In meiner langjährigen Arbeit habe ich viele Patient*innen kennen gelernt, die sehr viel Anstrengung darauf verwenden, sich ihrem Schmerz nicht zuzuwenden.
Es scheint die Befürchtung zu geben, dass in dem Moment, in dem der Schmerz Aufmerksamkeit bekommt er sozusagen die Regie übernimmt, übermächtig wird. Meines Erachtens ist das Gegenteil der Fall.
Wenn wir unsere Schmerzen nicht beachten, dann gehen sie davon nicht weg. Es ist ein bisschen, als hätten wir einen Tumor und würden sagen: „Damit möchte ich mich nicht beschäftigen.“ Der Tumor wächst trotzdem, und so kann auch seelische Verletzung zunehmen, wenn sie unbeachtet bleibt oder wir uns abwenden.
Das liegt unter anderem daran, dass das Unbewusste im Menschen ungeheuer aktiv ist. Es gibt unterschiedliche Annahmen darüber, wie viel unserer täglichen Motivation Dinge zu tun oder Dinge nicht zu tun, Worte auszusprechen oder nicht auszusprechen, uns zu etwas oder jemandem hingezogen fühlen oder abgestoßen fühlen uns tatsächlich bewusst ist.
Sicher ist, dass der weitaus größte Teil, vermutlich über 90%, davon unbewusst ist.
Und was ich nicht weiß, hat ein deutlich größeres Potenzial, Einfluss auf mich zu nehmen.
Zwischen dem bewussten Verstehen und Wahrnehmen eines Schmerzes und dessen Leugnung steht das Fühlen, der manchmal unangenehme Teil. Es ist aber genau jener Ort, an dem Heilung stattfinden kann.
Manche Menschen sagen über ihre Erfahrungen: „Ich weiß das doch, was soll es nützen darüber zu reden?“ Und sie haben recht, denn es nützt nichts, allein darüber zu reden, sondern in Kontakt zu kommen mit dem Gefühl, das mit dem Erlebten verbunden ist.
Wichtig ist hierbei zu beachten, dass der im Hier und Jetzt auftretende Schmerz ein Erinnerungsschmerz ist und das Erlebte in der Vergangenheit stattgefunden hat.
Es findet nicht jetzt statt.
Indem wir uns dem Erleben zuwenden können wir versuchen herauszufinden, was geholfen hätte, was vielleicht auch jetzt im Nachhinein noch hilft, und wir können womöglich gemeinsam Situationen identifizieren, die im alltäglichen Erleben immer wieder Schwierigkeiten machen, weil sie eben aus einem Schmerz herrühren, der vor langer Zeit hervorgerufen wurde.

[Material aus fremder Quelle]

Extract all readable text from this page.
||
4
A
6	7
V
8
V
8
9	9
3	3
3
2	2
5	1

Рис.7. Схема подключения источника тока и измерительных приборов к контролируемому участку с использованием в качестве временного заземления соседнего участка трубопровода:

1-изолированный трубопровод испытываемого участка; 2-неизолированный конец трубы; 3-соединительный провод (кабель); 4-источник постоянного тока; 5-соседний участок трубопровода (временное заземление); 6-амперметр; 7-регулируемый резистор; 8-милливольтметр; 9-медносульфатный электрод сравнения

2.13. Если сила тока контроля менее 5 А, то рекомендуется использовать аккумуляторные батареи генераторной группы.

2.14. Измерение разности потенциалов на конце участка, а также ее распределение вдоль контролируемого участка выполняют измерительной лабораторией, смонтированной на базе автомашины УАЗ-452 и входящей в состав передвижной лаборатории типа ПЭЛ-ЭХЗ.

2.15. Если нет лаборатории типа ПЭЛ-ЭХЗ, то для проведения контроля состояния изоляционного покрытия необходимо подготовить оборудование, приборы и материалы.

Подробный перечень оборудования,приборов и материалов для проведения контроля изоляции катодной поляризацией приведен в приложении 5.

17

Das Wesentliche in der therapeutischen Situation, in der ein Mensch es wagt, sich einem tiefen Schmerz zuzuwenden, ist die Zeug*innenschaft durch die Therapeutin.
Peter Levine und andere Traumtherapeut*innen teilen die Ansicht, dass die Frage danach, wie in der konkreten Situation, die schmerzhaft für uns war, damit umgegangen wurde, bedeutsamer sein kann als das Trauma selbst.
Ein sehr einfaches Beispiel:
Ein Kind läuft mit einem blutenden Finger zur Mutter und die reagiert mit:
„Wie oft hab ich dir schon gesagt, dass du xy nicht tun sollst“ und wendet sich ab.
Dieses Kind lernt, dass sein Schmerz nicht bedeutsam ist, weil die Mutter sich dafür nicht interessiert.
Sagt die Mutter aber: „Oh je, du Arme, zeig mal, was ist denn passiert? Komm, ich kümmere mich darum, wir machen gleich ein Pflaster darauf. Tut es doll weh?“, dann kann das Kind lernen: Mein Schmerz ist wichtig, ich werde ernst genommen, ich bedeute dem anderen etwas,. Es erlebt Trost und Heilung.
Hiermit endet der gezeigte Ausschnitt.